Une étude menée par le prestigieux Massachusetts Institute of Technology (MIT) a récemment montré l’existence d’une structure cérébrale spécifique aux enfants dyslexiques, diagnosticable avant l’entrée à l’école primaire grâce à un simple scanner. Explications.

 

Cela avait déjà été prouvé : il existe chez les adultes dyslexiques des différences notables avec les non-dyslexiques au niveau de la zone responsable des difficultés de lecture : reliant les deux hémisphères cérébraux, elle serait plus petite et moins bien organisée. On ignorait toutefois si cela était du au manque d’expérience, ou si cette différence était présente dès la petite enfance : c’est ce qu’ont cherché à savoir les chercheurs de l’hôpital pour enfants de Boston dans cette étude, en examinant la structure cérébrale de près de 1000 enfants grâce au scanner, qui pourrait ouvrir de nouvelles possibilités en matière de prise en charge de la dyslexie à l’école.

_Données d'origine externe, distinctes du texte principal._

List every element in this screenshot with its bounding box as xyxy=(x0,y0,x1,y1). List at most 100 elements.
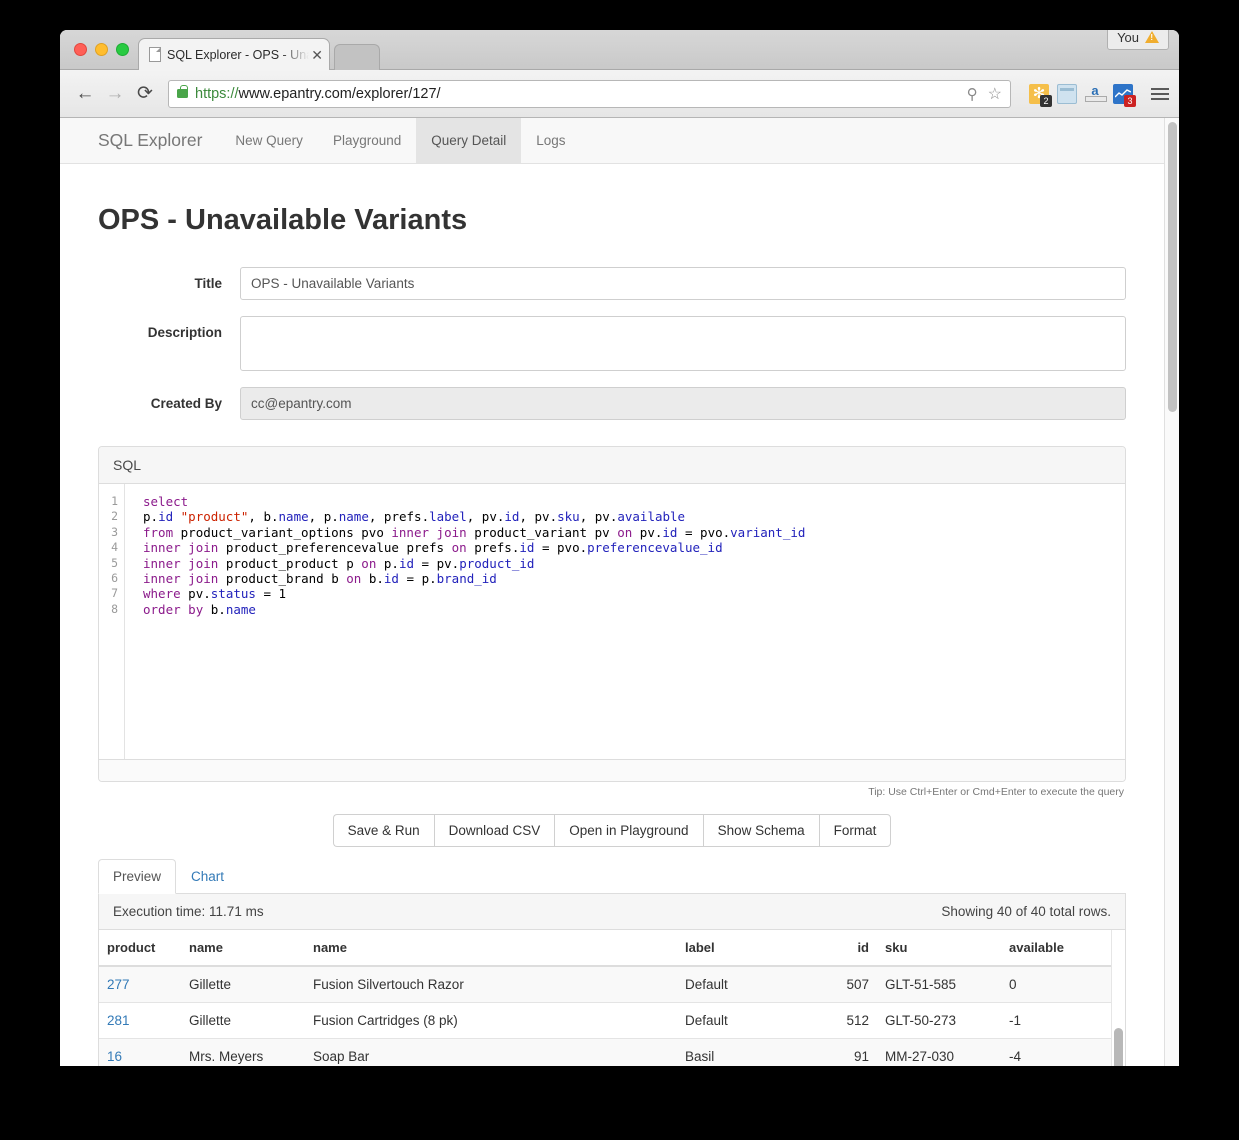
tab-chart[interactable]: Chart xyxy=(176,859,239,894)
results-scrollbar-thumb[interactable] xyxy=(1114,1028,1123,1066)
sql-panel: SQL 12345678 select p.id "product", b.nam… xyxy=(98,446,1126,782)
sql-line: select xyxy=(143,494,189,509)
column-header-available[interactable]: available xyxy=(1001,930,1125,967)
cell-available: 0 xyxy=(1001,965,1125,1003)
extension-icons: ✻ 2 a 3 xyxy=(1029,82,1169,107)
nav-item-logs[interactable]: Logs xyxy=(521,118,580,163)
profile-you-button[interactable]: You xyxy=(1107,30,1169,50)
sql-line: p.id "product", b.name, p.name, prefs.la… xyxy=(143,509,686,525)
created-by-input xyxy=(240,387,1126,420)
nav-item-query-detail[interactable]: Query Detail xyxy=(416,118,522,163)
results-table: product name name label id sku available… xyxy=(99,930,1125,1066)
cell-label: Basil xyxy=(677,1038,829,1066)
bookmark-star-icon[interactable]: ☆ xyxy=(988,84,1002,104)
cell-sku: MM-27-030 xyxy=(877,1038,1001,1066)
tab-preview[interactable]: Preview xyxy=(98,859,177,894)
cell-product[interactable]: 277 xyxy=(99,965,181,1003)
created-by-label: Created By xyxy=(150,396,222,411)
window-traffic-lights xyxy=(74,43,129,56)
table-row[interactable]: 16 Mrs. Meyers Soap Bar Basil 91 MM-27-030 -4 xyxy=(99,1038,1125,1066)
cell-product[interactable]: 16 xyxy=(99,1038,181,1066)
forward-icon[interactable]: → xyxy=(100,79,130,109)
sql-panel-heading: SQL xyxy=(99,447,1125,484)
back-icon[interactable]: ← xyxy=(70,79,100,109)
title-input[interactable] xyxy=(240,267,1126,300)
results-table-wrapper: product name name label id sku available… xyxy=(99,930,1125,1066)
page-scrollbar-thumb[interactable] xyxy=(1168,122,1177,412)
browser-tab-strip: SQL Explorer - OPS - Unav ✕ xyxy=(60,30,1179,70)
minimize-window-button[interactable] xyxy=(95,43,108,56)
cell-id: 507 xyxy=(829,965,877,1003)
sql-line: where pv.status = 1 xyxy=(143,586,287,602)
line-number: 4 xyxy=(111,540,118,555)
speeddial-extension-icon[interactable] xyxy=(1057,83,1077,104)
title-label: Title xyxy=(194,276,222,291)
save-and-run-button[interactable]: Save & Run xyxy=(332,814,434,847)
nav-item-playground[interactable]: Playground xyxy=(318,118,416,163)
cell-product-name: Fusion Cartridges (8 pk) xyxy=(305,1002,677,1039)
amazon-extension-glyph: a xyxy=(1091,82,1099,98)
table-row[interactable]: 281 Gillette Fusion Cartridges (8 pk) Defau… xyxy=(99,1002,1125,1039)
result-panel: Execution time: 11.71 ms Showing 40 of 4… xyxy=(98,894,1126,1066)
app-navbar: SQL Explorer New Query Playground Query … xyxy=(60,118,1164,164)
new-tab-button[interactable] xyxy=(334,44,380,70)
show-schema-button[interactable]: Show Schema xyxy=(702,814,819,847)
amazon-extension-icon[interactable]: a xyxy=(1085,82,1107,104)
close-icon[interactable]: ✕ xyxy=(311,48,323,62)
column-header-id[interactable]: id xyxy=(829,930,877,967)
table-row[interactable]: 277 Gillette Fusion Silvertouch Razor Defau… xyxy=(99,965,1125,1003)
query-action-buttons: Save & Run Download CSV Open in Playgrou… xyxy=(98,814,1126,847)
column-header-product-name[interactable]: name xyxy=(305,930,677,967)
description-form-row: Description xyxy=(98,316,1126,371)
open-in-playground-button[interactable]: Open in Playground xyxy=(554,814,703,847)
stock-chart-extension-icon[interactable]: 3 xyxy=(1113,83,1136,107)
page-title: OPS - Unavailable Variants xyxy=(98,204,468,236)
sql-editor[interactable]: 12345678 select p.id "product", b.name, p… xyxy=(99,484,1125,759)
lock-icon xyxy=(177,84,188,98)
url-text: https://www.epantry.com/explorer/127/ xyxy=(195,86,441,102)
browser-menu-icon[interactable] xyxy=(1151,87,1169,100)
browser-tab[interactable]: SQL Explorer - OPS - Unav ✕ xyxy=(138,38,330,70)
description-label: Description xyxy=(147,325,222,340)
sql-line: from product_variant_options pvo inner j… xyxy=(143,524,806,540)
close-window-button[interactable] xyxy=(74,43,87,56)
cell-id: 91 xyxy=(829,1038,877,1066)
format-button[interactable]: Format xyxy=(818,814,892,847)
maximize-window-button[interactable] xyxy=(116,43,129,56)
column-header-product[interactable]: product xyxy=(99,930,181,967)
cell-brand-name: Mrs. Meyers xyxy=(181,1038,305,1066)
column-header-sku[interactable]: sku xyxy=(877,930,1001,967)
line-number: 6 xyxy=(111,571,118,586)
sql-line: inner join product_brand b on b.id = p.b… xyxy=(143,571,497,587)
sql-line: inner join product_product p on p.id = p… xyxy=(143,555,535,571)
search-icon[interactable]: ⚲ xyxy=(967,85,978,103)
page-scrollbar-track[interactable] xyxy=(1164,118,1179,1066)
line-number: 7 xyxy=(111,586,118,601)
line-number: 5 xyxy=(111,555,118,570)
cell-product-name: Soap Bar xyxy=(305,1038,677,1066)
cell-product[interactable]: 281 xyxy=(99,1002,181,1039)
description-textarea[interactable] xyxy=(240,316,1126,371)
url-scheme: https:// xyxy=(195,85,239,102)
page-content: OPS - Unavailable Variants Title Descrip… xyxy=(60,204,1164,1066)
browser-toolbar: ← → ⟳ https://www.epantry.com/explorer/1… xyxy=(60,30,1179,118)
cell-available: -4 xyxy=(1001,1038,1125,1066)
cell-id: 512 xyxy=(829,1002,877,1039)
sql-code[interactable]: select p.id "product", b.name, p.name, pr… xyxy=(125,484,1125,759)
line-number: 1 xyxy=(111,494,118,508)
download-csv-button[interactable]: Download CSV xyxy=(433,814,555,847)
results-table-head: product name name label id sku available xyxy=(99,930,1125,967)
nav-item-new-query[interactable]: New Query xyxy=(220,118,318,163)
address-bar[interactable]: https://www.epantry.com/explorer/127/ ⚲ … xyxy=(168,79,1011,108)
cell-product-name: Fusion Silvertouch Razor xyxy=(305,965,677,1003)
column-header-brand-name[interactable]: name xyxy=(181,930,305,967)
sql-tip: Tip: Use Ctrl+Enter or Cmd+Enter to exec… xyxy=(868,786,1124,798)
reload-icon[interactable]: ⟳ xyxy=(130,79,160,109)
app-brand[interactable]: SQL Explorer xyxy=(98,118,220,163)
star-extension-icon[interactable]: ✻ 2 xyxy=(1029,83,1052,107)
line-number: 8 xyxy=(111,601,118,616)
column-header-label[interactable]: label xyxy=(677,930,829,967)
cell-label: Default xyxy=(677,1002,829,1039)
results-scrollbar-track[interactable] xyxy=(1111,930,1125,1066)
sql-panel-footer xyxy=(99,759,1125,781)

L’imagerie cérébrale au service du dépistage

Après avoir évalué les compétences en lecture des enfants d’âge préscolaire retenus pour l’étude, ceux présentant déjà des difficultés ont été invités à passer un scanner basé sur l’imagerie à résonance magnétique. Cette nouvelle technologie permet avant tout d’étudier la « substance blanche », réseau de neurones permettant aux diverses zones du cerveau de communiquer entre elles. Les tests passés par les quelque 40 enfants durant l’étude ont révélé que la zone dite du faisceau arqué, située dans l’hémisphère gauche du cerveau, était plus petite que celle des enfants n’ayant aucune difficulté. Un indice important, sachant qu’il s’agit de la zone permettant de reconnaître les sons et de les lier entre eux afin de former des mots.

Vers une prise en charge de plus en plus tôt ?

 Si les chercheurs n’invoquent pas la part génétique pour expliquer cette différence mais plutôt les facteurs environnementaux, cette étude pourrait bien constituer un nouveau champ d’investigation concernant la prise en charge des enfants dyslexiques : elle pourrait en effet permettre un dépistage précoce des troubles, en offrant aux enfants un soutien en lecture avant même l’entrée à l’école primaire.